BIG’s design pays tribute to the tactility and texture of the historical building. Throughout the store, visitors encounter precious materials and refined details from the past that are reinterpreted and deployed in a contemporary way. Walking around the lofty gallery-like space is an experience in moving through a composition of architectural elements that operate at the scale of furniture and defined in experiential shopping zones.
"Shoppers are invited into the building through an inverse canopy on the street level. A glowing bridge ushers life into the heart of the building: a dramatic circular atrium covered by a monumental glass cupola that has been restored and uncovered for maximum daylight. The entire store unfolds on the ground floor and creates a bright new urban living room for brand activations, fashion shows, and other special events. A grand staircase, which doubles as an auditorium during events, takes visitors to the mixed-use space on the first floor occupied by creative and emerging brands, as well as a denim lab, jewelry display, limited edition sneakers, and tech products. A continuous golden ring of perforated metal wraps around the columns and creates a series of rooms and alcoves facing the atrium.
“To create an invitation to enter, ascend and explore, we have designed a handful of elements that find themselves at the intersection of architecture and furniture. Rather than messing with the old bones of the building or delineating function with walls – the program has been provided with a family of pavilions that may change and transform over time. The raw space has an almost urban scale and character that makes it capable of accommodating even the wildest interventions, which makes me excited to imagine what I might expect to find here next time I come back. And it shows me that Galleries Lafayette is not only opening a new department store on Champs-Élysées, rather, they have opened up a new urban room for the Parisians,” continued Bjarke Ingels.
From the ground floor, visitors are immediately able to see the upper levels, enticing them to explore the different destinations and activities.
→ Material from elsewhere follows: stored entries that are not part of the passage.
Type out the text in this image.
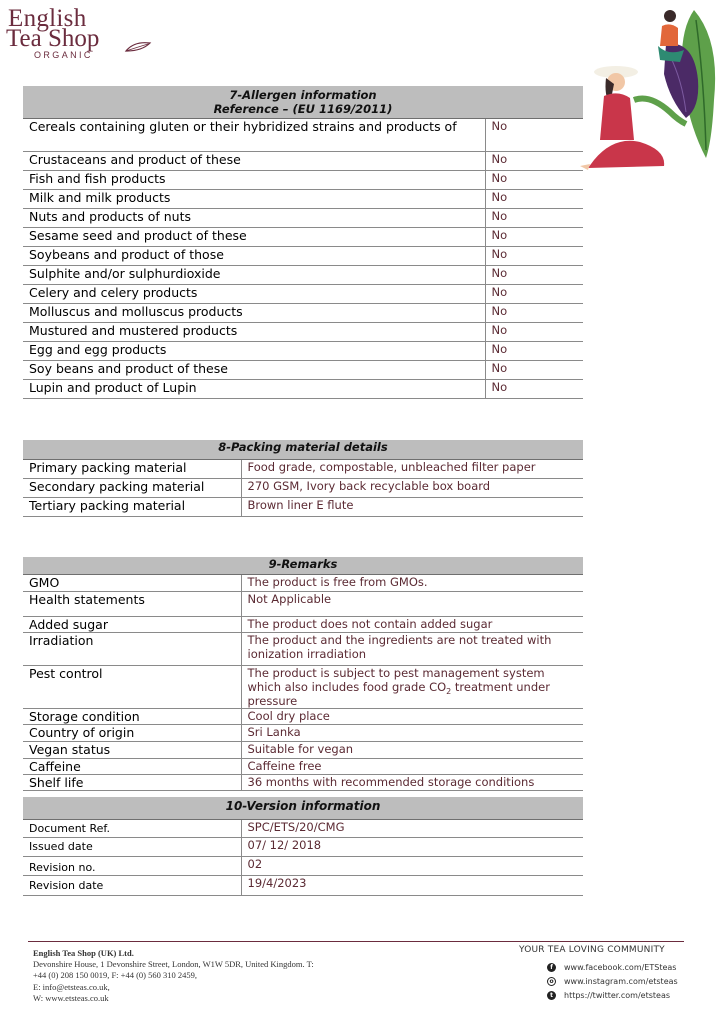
English
Tea Shop
ORGANIC
7-Allergen information
Reference – (EU 1169/2011)	

Cereals containing gluten or their hybridized strains and products of	No
Crustaceans and product of these	No
Fish and fish products	No
Milk and milk products	No
Nuts and products of nuts	No
Sesame seed and product of these	No
Soybeans and product of those	No
Sulphite and/or sulphurdioxide	No
Celery and celery products	No
Molluscus and molluscus products	No
Mustured and mustered products	No
Egg and egg products	No
Soy beans and product of these	No
Lupin and product of Lupin	No
8-Packing material details	
Primary packing material	Food grade, compostable, unbleached filter paper
Secondary packing material	270 GSM, Ivory back recyclable box board
Tertiary packing material	Brown liner E flute
9-Remarks	
GMO	The product is free from GMOs.
Health statements	Not Applicable
Added sugar	The product does not contain added sugar
Irradiation	The product and the ingredients are not treated with ionization irradiation
Pest control	The product is subject to pest management system which also includes food grade $CO_2$ treatment under pressure
Storage condition	Cool dry place
Country of origin	Sri Lanka
Vegan status	Suitable for vegan
Caffeine	Caffeine free
Shelf life	36 months with recommended storage conditions
10-Version information	
Document Ref.	SPC/ETS/20/CMG
Issued date	07/ 12/ 2018
Revision no.	02
Revision date	19/4/2023
English Tea Shop (UK) Ltd.
Devonshire House, 1 Devonshire Street, London, W1W 5DR, United Kingdom. T:
+44 (0) 208 150 0019, F: +44 (0) 560 310 2459,
E: info@etsteas.co.uk,
W: www.etsteas.co.uk
YOUR TEA LOVING COMMUNITY
f	www.facebook.com/ETSteas
o	www.instagram.com/etsteas
t	https://twitter.com/etsteas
The escalators are finished in warm metal and a ribbon of glass from the same material palette as the central atrium. Exploring the store and its different levels is a discovery of carefully curated environments where furniture is never only storage: interweaving carpets become dressing rooms, countertops are a sculptural stack of elements and magic carpets for the shoe display double as furniture for shoppers to sit and try the footwear.
“When we inherited this incredible space from 1932, most of the beautiful materials and Art Deco elements were covered with black painted drywall, the skylight was blinded by sheetrock and the connections to the outside had disappeared. We focused on the heart of the building and preserved all of its precious materials and refined details, wrapping them in gallery-like spaces. The historical architecture is supplemented by the raw qualities of ceiling heights and abundance of daylight,” said Jakob Sand, Partner at BIG.
The upper levels of the store are further refined and continue the idea of furniture as an artifact. The top floor features a series of suspended glass vitrines that resemble independent objects and can host a variety of experiences and activities visible from the lower levels. Visitors can take a break from shopping and in the Oursin restaurant while enjoying views to the city or relax at the Citron coffee lounge, both designed by French fashion designer Simon Porte Jacquemus and operated by Caviar Kaspia. Meanwhile, a Parisian food court in the entire lower level, where groceries and eateries are divided into sweet and savory sections and where massive counters are arranged around welcoming shared tables.